Depending on your model and preference, the scheduled departure will also kick on the heated steering wheel and seats or turn on the interior cabin heater. Doing all this before you start driving delivers a warm, cozy, comfortable ride, especially while it’s still plugged in. It’ll also help increase your mileage during winter driving. Basically, this will warm the car and battery before you unplug it and head onto the icy roads.
Whether you’re using scheduled departure or not, the cold weather button on the infotainment display will give you all sorts of things to work with. And even if you’re still in the house, not ready to leave yet, you can access the same features.
Most Teslas have the option to defrost the windshield and rear window. And while all cars have a defrost mode, enabling this from inside the house is quite nice. And if you don’t park in the garage, you’ll want to take advantage of the heated door handles, side mirrors, wiper blades, and even the windshield washer nozzle. Those are options on select vehicles and can be pre-heated before you walk outside.
With earlier Tesla models, owners complained about frozen door handles and windows during the winter. To the point that some owners couldn’t open the door and get in their vehicles. Now, most newer models can heat up the car and defrost the door handle, ensuring you’ll be able to quickly open the door and escape the harsh outdoor elements.
You can even turn on the heated wipers, which will warm the washer nozzle so you can clean a dirty windshield, and it helps melt away snow simultaneously.
When actively driving during the winter, you’ll want to use the scheduled charging feature to pre-condition the battery. Similar to the scheduled departure mode, your Tesla navigation system can help you find the nearest Supercharger station.
During the winter, If you schedule a recharge from the navigation screen, your Tesla will automatically kick into action and pre-heat (pre-condition) the battery ahead of time to the ideal operating temperature for fast charging. It knows when to start because the navigation system knows when you’ll arrive.
Not only does this help avoid battery degradation, but it’ll ensure the fastest charging speeds possible at any given location, regardless of the weather.
Similar to a door handle getting frozen shut, some Tesla owners have experienced a similar situation with the charging port or the charge port door latch. Like Tesla thought to install a heater near the Sentry mode cameras, it also added a heater to the charging port and latch on select vehicles.
For example, most Model 3s have an option for owners to get an upgrade that will defrost and warm the charging port. This isn’t something you have to think about or remember to turn on. If you’re using the scheduled departure or charging systems that pre-condition the battery, the car is smart enough to check temperatures and defrost the charge port latch if needed.
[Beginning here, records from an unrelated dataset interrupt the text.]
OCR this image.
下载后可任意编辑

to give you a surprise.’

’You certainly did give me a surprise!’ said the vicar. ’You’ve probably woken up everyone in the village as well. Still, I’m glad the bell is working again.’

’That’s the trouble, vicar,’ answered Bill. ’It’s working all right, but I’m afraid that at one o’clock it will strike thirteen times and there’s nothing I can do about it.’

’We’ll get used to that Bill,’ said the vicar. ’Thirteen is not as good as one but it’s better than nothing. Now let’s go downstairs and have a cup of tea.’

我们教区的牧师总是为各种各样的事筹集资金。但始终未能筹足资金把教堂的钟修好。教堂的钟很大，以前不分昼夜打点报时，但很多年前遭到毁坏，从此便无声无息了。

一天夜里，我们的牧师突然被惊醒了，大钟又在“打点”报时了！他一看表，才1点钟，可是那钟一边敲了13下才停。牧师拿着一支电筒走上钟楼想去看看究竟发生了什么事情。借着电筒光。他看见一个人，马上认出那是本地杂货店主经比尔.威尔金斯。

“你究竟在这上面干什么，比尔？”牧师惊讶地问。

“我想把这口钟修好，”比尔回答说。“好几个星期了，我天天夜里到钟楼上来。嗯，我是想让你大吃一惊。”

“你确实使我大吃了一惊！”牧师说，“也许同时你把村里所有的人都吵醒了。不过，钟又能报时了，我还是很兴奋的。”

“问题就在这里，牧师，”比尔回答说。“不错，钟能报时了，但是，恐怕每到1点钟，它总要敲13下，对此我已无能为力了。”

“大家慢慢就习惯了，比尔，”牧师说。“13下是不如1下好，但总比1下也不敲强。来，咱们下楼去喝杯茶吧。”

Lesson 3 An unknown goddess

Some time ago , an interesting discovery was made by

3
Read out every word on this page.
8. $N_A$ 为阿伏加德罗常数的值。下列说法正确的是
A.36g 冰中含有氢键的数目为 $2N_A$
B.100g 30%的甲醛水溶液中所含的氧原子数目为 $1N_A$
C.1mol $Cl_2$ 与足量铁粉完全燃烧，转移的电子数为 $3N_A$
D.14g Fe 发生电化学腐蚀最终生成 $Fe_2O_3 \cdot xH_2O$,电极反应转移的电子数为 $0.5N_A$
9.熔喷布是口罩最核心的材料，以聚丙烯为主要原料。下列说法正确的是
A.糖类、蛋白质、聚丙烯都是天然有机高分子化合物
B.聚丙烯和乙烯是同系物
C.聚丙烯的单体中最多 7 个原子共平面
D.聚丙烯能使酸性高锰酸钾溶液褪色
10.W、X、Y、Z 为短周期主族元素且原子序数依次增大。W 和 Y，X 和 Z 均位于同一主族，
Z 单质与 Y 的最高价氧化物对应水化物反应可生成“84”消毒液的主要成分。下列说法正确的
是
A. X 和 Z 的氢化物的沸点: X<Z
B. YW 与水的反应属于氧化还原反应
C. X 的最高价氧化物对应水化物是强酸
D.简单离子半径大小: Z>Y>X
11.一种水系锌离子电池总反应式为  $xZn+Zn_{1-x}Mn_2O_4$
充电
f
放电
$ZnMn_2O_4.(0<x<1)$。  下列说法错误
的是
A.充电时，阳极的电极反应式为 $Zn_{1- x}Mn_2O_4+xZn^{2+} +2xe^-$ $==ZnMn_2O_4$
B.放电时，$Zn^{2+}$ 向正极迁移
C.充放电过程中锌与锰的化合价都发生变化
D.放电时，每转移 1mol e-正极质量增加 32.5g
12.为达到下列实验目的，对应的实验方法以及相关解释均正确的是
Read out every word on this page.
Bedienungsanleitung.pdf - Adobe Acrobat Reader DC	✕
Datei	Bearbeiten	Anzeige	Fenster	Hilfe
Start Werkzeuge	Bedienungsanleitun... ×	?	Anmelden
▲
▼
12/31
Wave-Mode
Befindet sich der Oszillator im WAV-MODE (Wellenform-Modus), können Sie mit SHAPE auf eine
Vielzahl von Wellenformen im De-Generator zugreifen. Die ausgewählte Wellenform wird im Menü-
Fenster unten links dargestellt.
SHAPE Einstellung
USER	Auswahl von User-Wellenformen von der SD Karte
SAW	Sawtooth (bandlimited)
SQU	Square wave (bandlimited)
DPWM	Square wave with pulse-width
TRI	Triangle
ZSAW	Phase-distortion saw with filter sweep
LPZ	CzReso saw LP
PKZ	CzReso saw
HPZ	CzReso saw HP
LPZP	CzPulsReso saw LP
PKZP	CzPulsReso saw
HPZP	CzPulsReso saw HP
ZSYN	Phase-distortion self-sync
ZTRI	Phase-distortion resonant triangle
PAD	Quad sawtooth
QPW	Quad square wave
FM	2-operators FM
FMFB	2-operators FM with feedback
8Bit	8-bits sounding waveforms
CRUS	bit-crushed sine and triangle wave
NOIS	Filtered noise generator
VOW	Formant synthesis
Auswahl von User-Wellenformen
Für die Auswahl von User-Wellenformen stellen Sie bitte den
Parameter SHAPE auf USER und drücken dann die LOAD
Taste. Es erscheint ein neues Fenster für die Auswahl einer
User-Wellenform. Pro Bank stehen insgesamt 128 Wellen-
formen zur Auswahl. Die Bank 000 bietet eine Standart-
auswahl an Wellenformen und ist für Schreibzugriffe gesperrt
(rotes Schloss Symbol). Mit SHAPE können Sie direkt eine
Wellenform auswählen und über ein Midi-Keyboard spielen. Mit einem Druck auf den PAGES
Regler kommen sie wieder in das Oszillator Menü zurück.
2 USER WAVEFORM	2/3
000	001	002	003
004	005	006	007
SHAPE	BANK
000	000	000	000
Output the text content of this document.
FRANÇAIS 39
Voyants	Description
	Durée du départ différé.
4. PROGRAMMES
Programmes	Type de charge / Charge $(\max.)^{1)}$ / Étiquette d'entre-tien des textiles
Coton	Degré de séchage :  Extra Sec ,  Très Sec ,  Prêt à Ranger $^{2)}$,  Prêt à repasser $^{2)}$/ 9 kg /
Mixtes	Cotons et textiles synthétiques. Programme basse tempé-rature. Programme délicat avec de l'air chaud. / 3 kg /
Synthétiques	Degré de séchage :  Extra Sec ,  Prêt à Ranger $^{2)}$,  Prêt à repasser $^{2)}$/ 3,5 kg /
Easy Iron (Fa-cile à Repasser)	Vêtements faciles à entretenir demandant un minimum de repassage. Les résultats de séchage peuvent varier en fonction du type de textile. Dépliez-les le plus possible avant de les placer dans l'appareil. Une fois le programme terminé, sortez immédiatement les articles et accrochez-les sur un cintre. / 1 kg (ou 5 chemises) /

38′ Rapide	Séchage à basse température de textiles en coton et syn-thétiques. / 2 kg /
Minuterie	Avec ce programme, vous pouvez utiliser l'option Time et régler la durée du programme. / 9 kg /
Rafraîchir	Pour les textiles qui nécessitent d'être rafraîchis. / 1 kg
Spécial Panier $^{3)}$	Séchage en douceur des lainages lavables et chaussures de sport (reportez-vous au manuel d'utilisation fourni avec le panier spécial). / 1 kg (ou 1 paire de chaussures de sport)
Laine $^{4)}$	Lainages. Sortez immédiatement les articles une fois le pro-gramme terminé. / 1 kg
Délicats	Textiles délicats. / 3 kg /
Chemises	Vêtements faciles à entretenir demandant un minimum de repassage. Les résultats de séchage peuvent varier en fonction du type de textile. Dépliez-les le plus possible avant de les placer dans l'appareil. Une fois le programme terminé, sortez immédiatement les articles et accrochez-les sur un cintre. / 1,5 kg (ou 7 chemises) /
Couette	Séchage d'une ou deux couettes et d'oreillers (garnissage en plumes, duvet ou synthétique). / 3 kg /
Essentially, when the weather turns to frigid cold temps, your Tesla is smart enough to handle it.
Electric vehicles actually handle cold and snowy weather quite well. Regenerative braking keeps you from sliding around, and many EVs have AWD, which also helps with traction during the winter months. The situation isn’t as bad as some make it sound.
It’s also a good idea to upgrade from all-season tires to snow tires or at least something better equipped to handle the elements. Upgrading to snow tires may depend on where you live, but it’s not a bad idea if you get lots of snow.
Owners may also want to consider different driving modes, like chill mode, which tones down torque and acceleration. This can also help offset any range loss due to the weather. And, in general, you’ll want to use safe driving practices during the winter. No hard acceleration, keep hard braking to a minimum and be aware of your surroundings.
And finally, try to use the car interior heater as little as possible. While using the AC or heater does lower range, it’s not a ton, but every little bit counts. Tesla suggests using heated seats instead of the cabin heater to preserve the battery.
In closing, following a few simple steps will give you a better, warmer, and safer experience driving your Tesla this winter.